7/10
The Games People Play
16 January 2004
While The Business of Strangers is by no means a thoroughly satisfying film (sort of how LIFE is never always completely satisfying), it certainly makes for nearly an hour and a half of compelling, thought-provoking fare. The always-superb Stockard Channing is at her coiled best, never really seeming relaxed even when she's supposedly tanked on scotch. An Oscar-worthy performance, even when we're not completely sure of her motivations - although this is a good thing here, because SHE's not so sure about what the heck she's doing either, even though she's supposedly so in control.

And Julia Stiles shines here too, investing her character of Paula with ambiguity galore - in the course of the film she exhibits confusion, rage, sadness, cruelty, disgust and much more -- sometimes all in the same scene.

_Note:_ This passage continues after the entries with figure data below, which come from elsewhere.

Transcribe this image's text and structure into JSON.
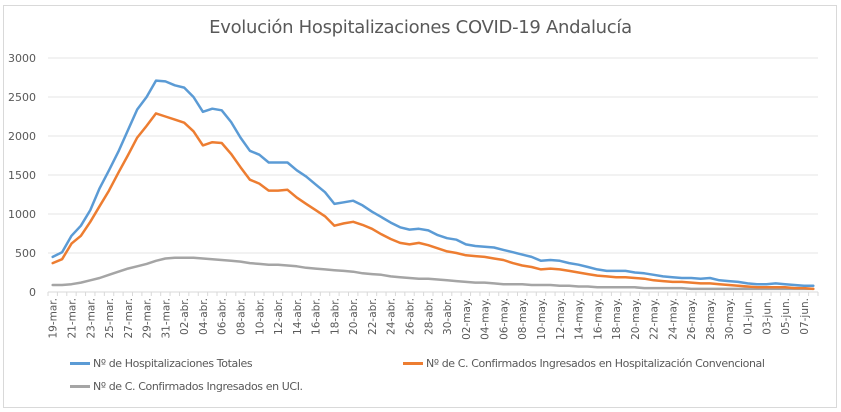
{
  "chart_data": {
    "type": "line",
    "title": "Evolución Hospitalizaciones COVID-19 Andalucía",
    "xlabel": "",
    "ylabel": "",
    "ylim": [
      0,
      3000
    ],
    "yticks": [
      0,
      500,
      1000,
      1500,
      2000,
      2500,
      3000
    ],
    "grid": true,
    "legend_position": "bottom",
    "x": [
      "19-mar.",
      "20-mar.",
      "21-mar.",
      "22-mar.",
      "23-mar.",
      "24-mar.",
      "25-mar.",
      "26-mar.",
      "27-mar.",
      "28-mar.",
      "29-mar.",
      "30-mar.",
      "31-mar.",
      "01-abr.",
      "02-abr.",
      "03-abr.",
      "04-abr.",
      "05-abr.",
      "06-abr.",
      "07-abr.",
      "08-abr.",
      "09-abr.",
      "10-abr.",
      "11-abr.",
      "12-abr.",
      "13-abr.",
      "14-abr.",
      "15-abr.",
      "16-abr.",
      "17-abr.",
      "18-abr.",
      "19-abr.",
      "20-abr.",
      "21-abr.",
      "22-abr.",
      "23-abr.",
      "24-abr.",
      "25-abr.",
      "26-abr.",
      "27-abr.",
      "28-abr.",
      "29-abr.",
      "30-abr.",
      "01-may.",
      "02-may.",
      "03-may.",
      "04-may.",
      "05-may.",
      "06-may.",
      "07-may.",
      "08-may.",
      "09-may.",
      "10-may.",
      "11-may.",
      "12-may.",
      "13-may.",
      "14-may.",
      "15-may.",
      "16-may.",
      "17-may.",
      "18-may.",
      "19-may.",
      "20-may.",
      "21-may.",
      "22-may.",
      "23-may.",
      "24-may.",
      "25-may.",
      "26-may.",
      "27-may.",
      "28-may.",
      "29-may.",
      "30-may.",
      "31-may.",
      "01-jun.",
      "02-jun.",
      "03-jun.",
      "04-jun.",
      "05-jun.",
      "06-jun.",
      "07-jun.",
      "08-jun."
    ],
    "xtick_labels": [
      "19-mar.",
      "21-mar.",
      "23-mar.",
      "25-mar.",
      "27-mar.",
      "29-mar.",
      "31-mar.",
      "02-abr.",
      "04-abr.",
      "06-abr.",
      "08-abr.",
      "10-abr.",
      "12-abr.",
      "14-abr.",
      "16-abr.",
      "18-abr.",
      "20-abr.",
      "22-abr.",
      "24-abr.",
      "26-abr.",
      "28-abr.",
      "30-abr.",
      "02-may.",
      "04-may.",
      "06-may.",
      "08-may.",
      "10-may.",
      "12-may.",
      "14-may.",
      "16-may.",
      "18-may.",
      "20-may.",
      "22-may.",
      "24-may.",
      "26-may.",
      "28-may.",
      "30-may.",
      "01-jun.",
      "03-jun.",
      "05-jun.",
      "07-jun."
    ],
    "series": [
      {
        "name": "Nº de Hospitalizaciones Totales",
        "color": "#5b9bd5",
        "values": [
          450,
          510,
          720,
          850,
          1050,
          1330,
          1560,
          1800,
          2070,
          2340,
          2500,
          2710,
          2700,
          2650,
          2620,
          2500,
          2310,
          2350,
          2330,
          2180,
          1980,
          1810,
          1760,
          1660,
          1660,
          1660,
          1560,
          1480,
          1380,
          1280,
          1130,
          1150,
          1170,
          1110,
          1030,
          960,
          890,
          830,
          800,
          810,
          790,
          730,
          690,
          670,
          610,
          590,
          580,
          570,
          540,
          510,
          480,
          450,
          400,
          410,
          400,
          370,
          350,
          320,
          290,
          270,
          270,
          270,
          250,
          240,
          220,
          200,
          190,
          180,
          180,
          170,
          180,
          150,
          140,
          130,
          110,
          100,
          100,
          110,
          100,
          90,
          80,
          80
        ]
      },
      {
        "name": "Nº de C. Confirmados Ingresados en Hospitalización Convencional",
        "color": "#ed7d31",
        "values": [
          370,
          420,
          620,
          720,
          900,
          1100,
          1300,
          1530,
          1750,
          1980,
          2130,
          2290,
          2250,
          2210,
          2170,
          2060,
          1880,
          1920,
          1910,
          1770,
          1600,
          1440,
          1390,
          1300,
          1300,
          1310,
          1210,
          1130,
          1050,
          970,
          850,
          880,
          900,
          860,
          810,
          740,
          680,
          630,
          610,
          630,
          600,
          560,
          520,
          500,
          470,
          460,
          450,
          430,
          410,
          370,
          340,
          320,
          290,
          300,
          290,
          270,
          250,
          230,
          210,
          200,
          190,
          190,
          180,
          170,
          150,
          140,
          130,
          130,
          120,
          110,
          110,
          100,
          90,
          80,
          70,
          60,
          60,
          60,
          60,
          50,
          50,
          40
        ]
      },
      {
        "name": "Nº de C. Confirmados Ingresados en UCI.",
        "color": "#a5a5a5",
        "values": [
          90,
          90,
          100,
          120,
          150,
          180,
          220,
          260,
          300,
          330,
          360,
          400,
          430,
          440,
          440,
          440,
          430,
          420,
          410,
          400,
          390,
          370,
          360,
          350,
          350,
          340,
          330,
          310,
          300,
          290,
          280,
          270,
          260,
          240,
          230,
          220,
          200,
          190,
          180,
          170,
          170,
          160,
          150,
          140,
          130,
          120,
          120,
          110,
          100,
          100,
          100,
          90,
          90,
          90,
          80,
          80,
          70,
          70,
          60,
          60,
          60,
          60,
          60,
          50,
          50,
          50,
          50,
          50,
          40,
          40,
          40,
          40,
          40,
          40,
          40,
          40,
          40,
          40,
          40,
          40,
          40,
          40
        ]
      }
    ]
  }
}
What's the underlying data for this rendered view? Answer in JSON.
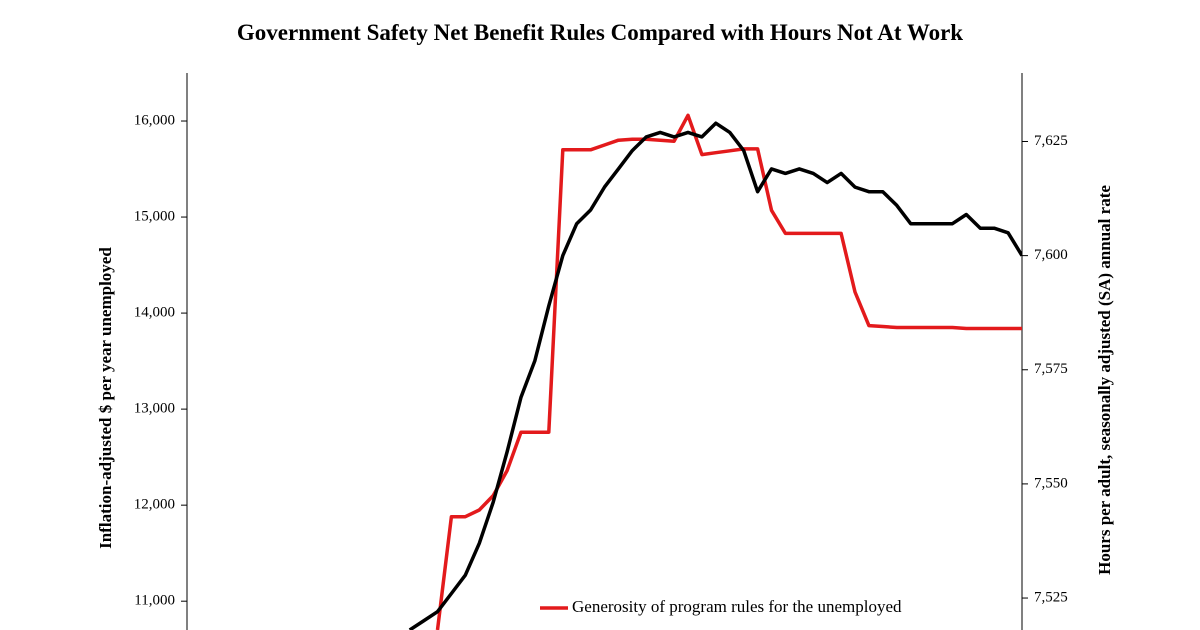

There are no simple explanations here, no easy and tidy ending to this tale (just like in life - 'the messiness of life,' Paula alludes to early in the film). Every day people act out neurotic behavior (which has nothing to do with their daily lives but rather with things that have happened in their pasts), and every day people who are supposedly in control desperately long for 'a dominatrix' to work them over for a few hours a week. Julie 'hires' Paula to do that for her in this movie, and by the end, after all the mind games have been played and the dust settles, you're not sure what to think, which is also the way life does us for the most part.